5 comments

[ 2.8 ms ] story [ 22.5 ms ] thread
>>> Same with business... It it makes sense, it will fail because odds are the idea has already been tried. Silent evidence.

I seem to recall a PG essay where that was essentially the main argument.

It's a quite vapid argument. "No point doing the obvious because someone already tried it!... And they tried it because they ignored this very advice you're reading right now!"

This argument is akin you "no matter what you'll do you'll die, so no point getting out of bed".

>>>And they tried it because they ignored this very advice you're reading right now!"

This assumes that what's obvious now was obvious before, when it was first implemented. Actually that's central to the theme of Taleb's book The Black Swan: once something has been established it's very hard to think of it as being anything other than obvious. But the first time, it looked like a bad idea to most people.

So it looked like a bad idea to most people. But to few, it seemed obvious. Should they try it, or should they project their thoughts onto others and pass because if it's obvious, no point doing it?

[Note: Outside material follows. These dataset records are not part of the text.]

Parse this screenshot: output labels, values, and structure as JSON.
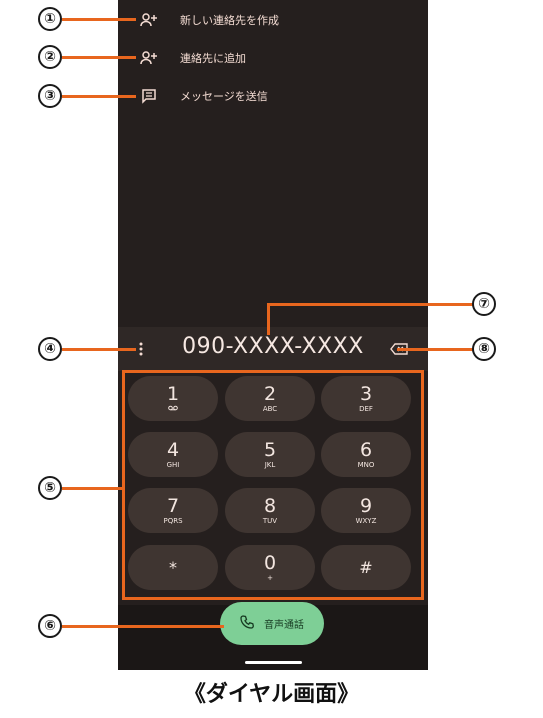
{
  "menu": {
    "items": [
      {
        "label": "新しい連絡先を作成",
        "icon": "add-person-icon"
      },
      {
        "label": "連絡先に追加",
        "icon": "add-person-icon"
      },
      {
        "label": "メッセージを送信",
        "icon": "message-icon"
      }
    ]
  },
  "dialer": {
    "number": "090-XXXX-XXXX",
    "call_label": "音声通話",
    "keys": [
      {
        "digit": "1",
        "letters": "ﾛﾛ"
      },
      {
        "digit": "2",
        "letters": "ABC"
      },
      {
        "digit": "3",
        "letters": "DEF"
      },
      {
        "digit": "4",
        "letters": "GHI"
      },
      {
        "digit": "5",
        "letters": "JKL"
      },
      {
        "digit": "6",
        "letters": "MNO"
      },
      {
        "digit": "7",
        "letters": "PQRS"
      },
      {
        "digit": "8",
        "letters": "TUV"
      },
      {
        "digit": "9",
        "letters": "WXYZ"
      },
      {
        "digit": "*",
        "letters": ""
      },
      {
        "digit": "0",
        "letters": "+"
      },
      {
        "digit": "#",
        "letters": ""
      }
    ]
  },
  "callouts": [
    "①",
    "②",
    "③",
    "④",
    "⑤",
    "⑥",
    "⑦",
    "⑧"
  ],
  "caption": "《ダイヤル画面》",
  "colors": {
    "accent": "#e8661e",
    "call": "#7ecf96",
    "background": "#251f1e"
  }
}
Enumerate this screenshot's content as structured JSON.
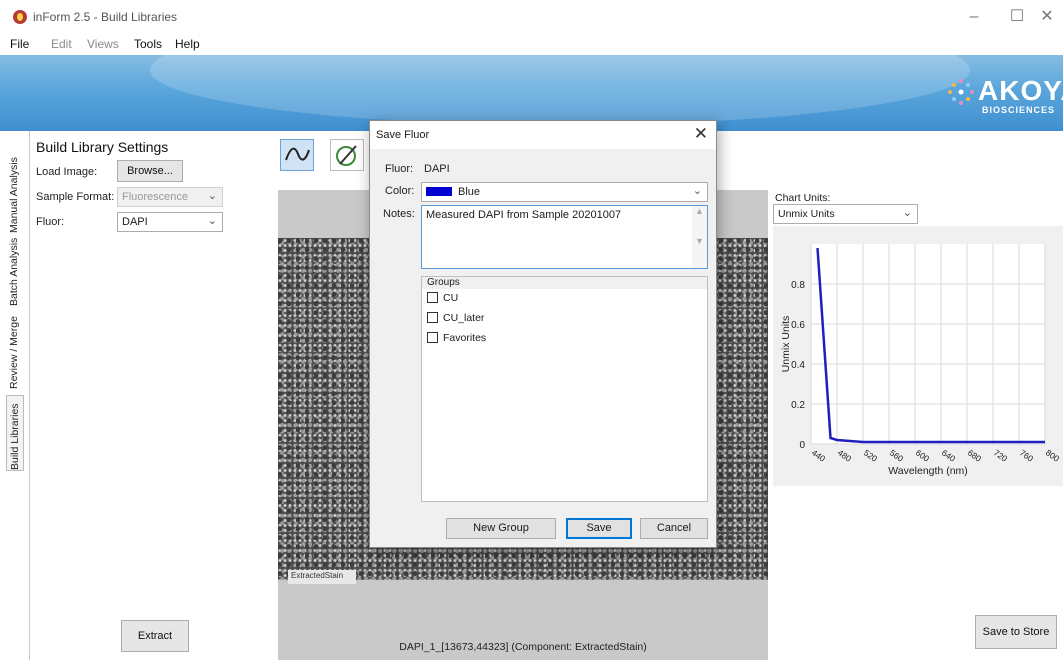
{
  "window": {
    "title": "inForm 2.5 - Build Libraries",
    "minimize": "–",
    "maximize": "☐",
    "close": "✕"
  },
  "menu": {
    "items": [
      {
        "label": "File",
        "enabled": true
      },
      {
        "label": "Edit",
        "enabled": false
      },
      {
        "label": "Views",
        "enabled": false
      },
      {
        "label": "Tools",
        "enabled": true
      },
      {
        "label": "Help",
        "enabled": true
      }
    ]
  },
  "banner": {
    "logo_text": "AKOYA",
    "logo_sub": "BIOSCIENCES"
  },
  "vertical_tabs": [
    {
      "label": "Manual Analysis",
      "active": false
    },
    {
      "label": "Batch Analysis",
      "active": false
    },
    {
      "label": "Review / Merge",
      "active": false
    },
    {
      "label": "Build Libraries",
      "active": true
    }
  ],
  "settings": {
    "title": "Build Library Settings",
    "load_image_label": "Load Image:",
    "browse_button": "Browse...",
    "sample_format_label": "Sample Format:",
    "sample_format_value": "Fluorescence",
    "fluor_label": "Fluor:",
    "fluor_value": "DAPI",
    "extract_button": "Extract"
  },
  "image": {
    "component_tag": "ExtractedStain",
    "caption": "DAPI_1_[13673,44323]  (Component: ExtractedStain)"
  },
  "chart_panel": {
    "units_label": "Chart Units:",
    "units_value": "Unmix Units",
    "save_to_store_button": "Save to Store"
  },
  "chart_data": {
    "type": "line",
    "title": "",
    "xlabel": "Wavelength (nm)",
    "ylabel": "Unmix Units",
    "xlim": [
      440,
      800
    ],
    "ylim": [
      0,
      1.0
    ],
    "x_ticks": [
      440,
      480,
      520,
      560,
      600,
      640,
      680,
      720,
      760,
      800
    ],
    "y_ticks": [
      0,
      0.2,
      0.4,
      0.6,
      0.8
    ],
    "y_tick_labels": [
      "0",
      "0.2",
      "0.4",
      "0.6",
      "0.8"
    ],
    "grid": true,
    "series": [
      {
        "color": "#2020c0",
        "x": [
          450,
          470,
          480,
          500,
          520,
          560,
          600,
          640,
          680,
          720,
          760,
          800
        ],
        "y": [
          0.98,
          0.03,
          0.02,
          0.015,
          0.01,
          0.01,
          0.01,
          0.01,
          0.01,
          0.01,
          0.01,
          0.01
        ]
      }
    ]
  },
  "dialog": {
    "title": "Save Fluor",
    "close": "✕",
    "fluor_label": "Fluor:",
    "fluor_value": "DAPI",
    "color_label": "Color:",
    "color_value": "Blue",
    "color_hex": "#0000d0",
    "notes_label": "Notes:",
    "notes_value": "Measured DAPI from Sample 20201007",
    "groups_header": "Groups",
    "groups": [
      {
        "label": "CU",
        "checked": false
      },
      {
        "label": "CU_later",
        "checked": false
      },
      {
        "label": "Favorites",
        "checked": false
      }
    ],
    "new_group_button": "New Group",
    "save_button": "Save",
    "cancel_button": "Cancel"
  }
}
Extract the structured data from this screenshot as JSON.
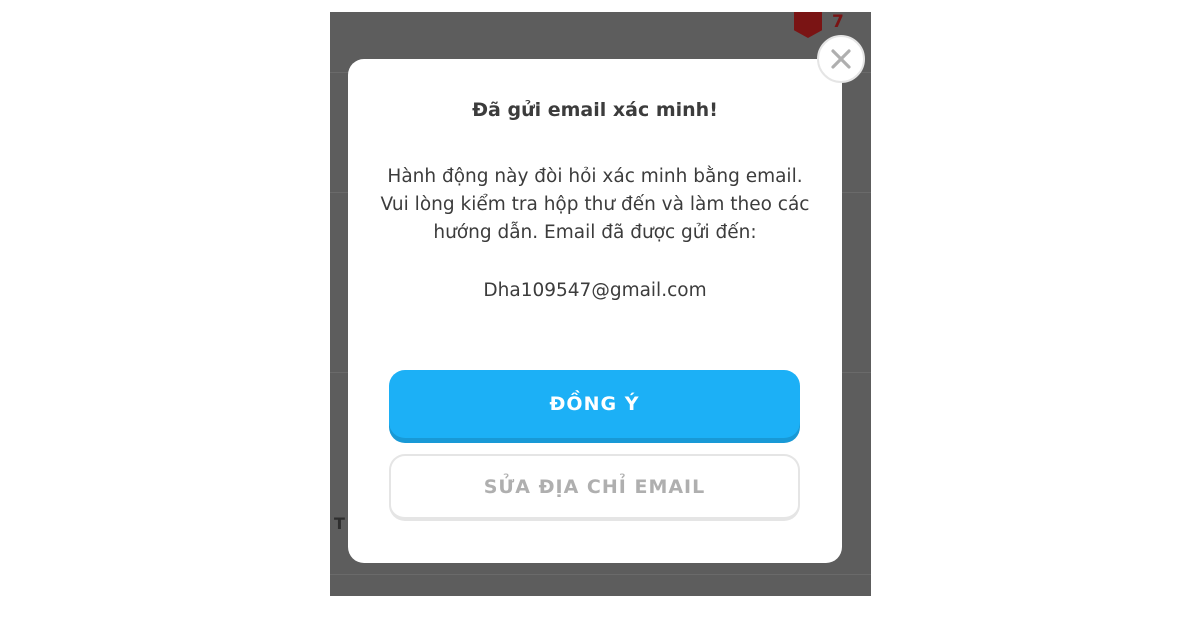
{
  "background": {
    "gem_count": "7",
    "partial_text": "T"
  },
  "dialog": {
    "title": "Đã gửi email xác minh!",
    "message_line1": "Hành động này đòi hỏi xác minh bằng email.",
    "message_line2": "Vui lòng kiểm tra hộp thư đến và làm theo các",
    "message_line3": "hướng dẫn. Email đã được gửi đến:",
    "email": "Dha109547@gmail.com",
    "primary_button": "ĐỒNG Ý",
    "secondary_button": "SỬA ĐỊA CHỈ EMAIL",
    "close_icon": "close-icon"
  },
  "colors": {
    "primary": "#1cb0f6",
    "primary_shadow": "#1899d6",
    "overlay": "#5d5d5d",
    "text": "#3c3c3c",
    "secondary_text": "#afafaf",
    "gem": "#7a1414"
  }
}
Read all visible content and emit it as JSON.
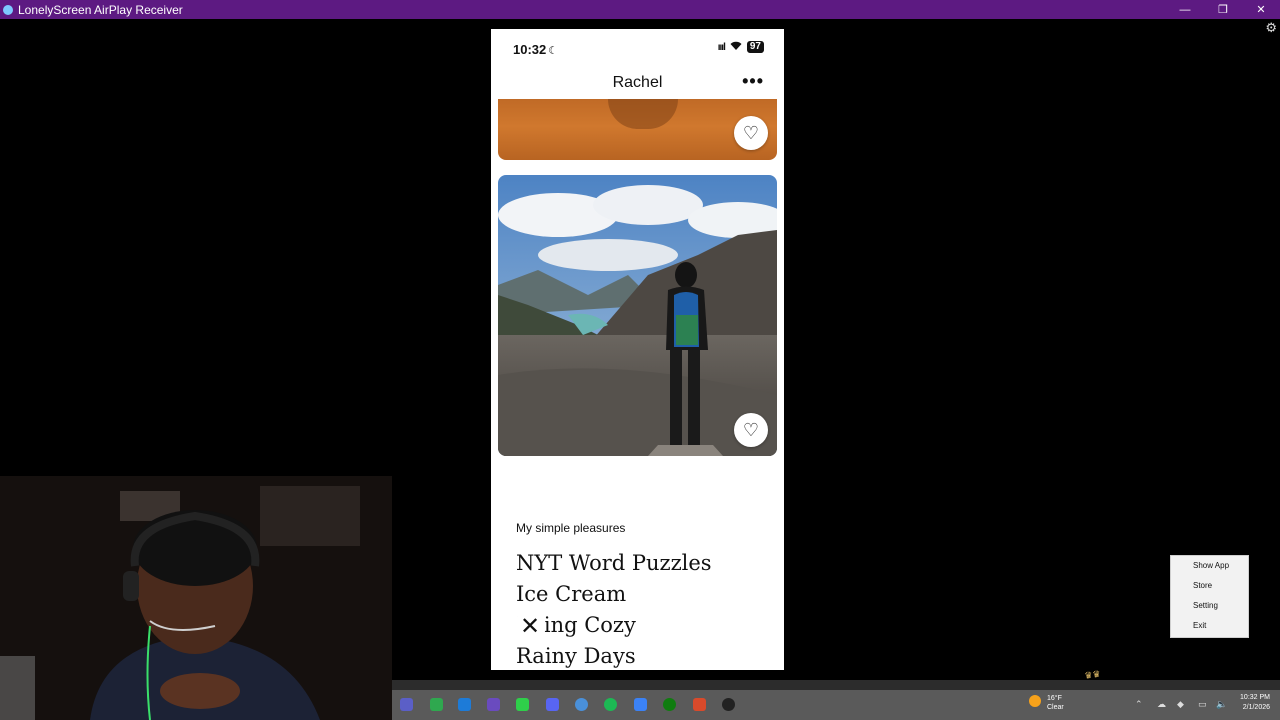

It's very simple. Take everything that you see potential in, obvious or non-obvious and do research. That research will show if it's done or not done.

>>> So it looked like a bad idea to most people. But to few, it seemed obvious. Should they try it, or should they project their thoughts onto others and pass because if it's obvious, no point doing it?

If I understand the advice correctly, then it's clearly the former: if they find it obvious, but they know that others don't, then that's a strong signal that it might be a good idea because this combination is a rare characteristic that good ideas need to have.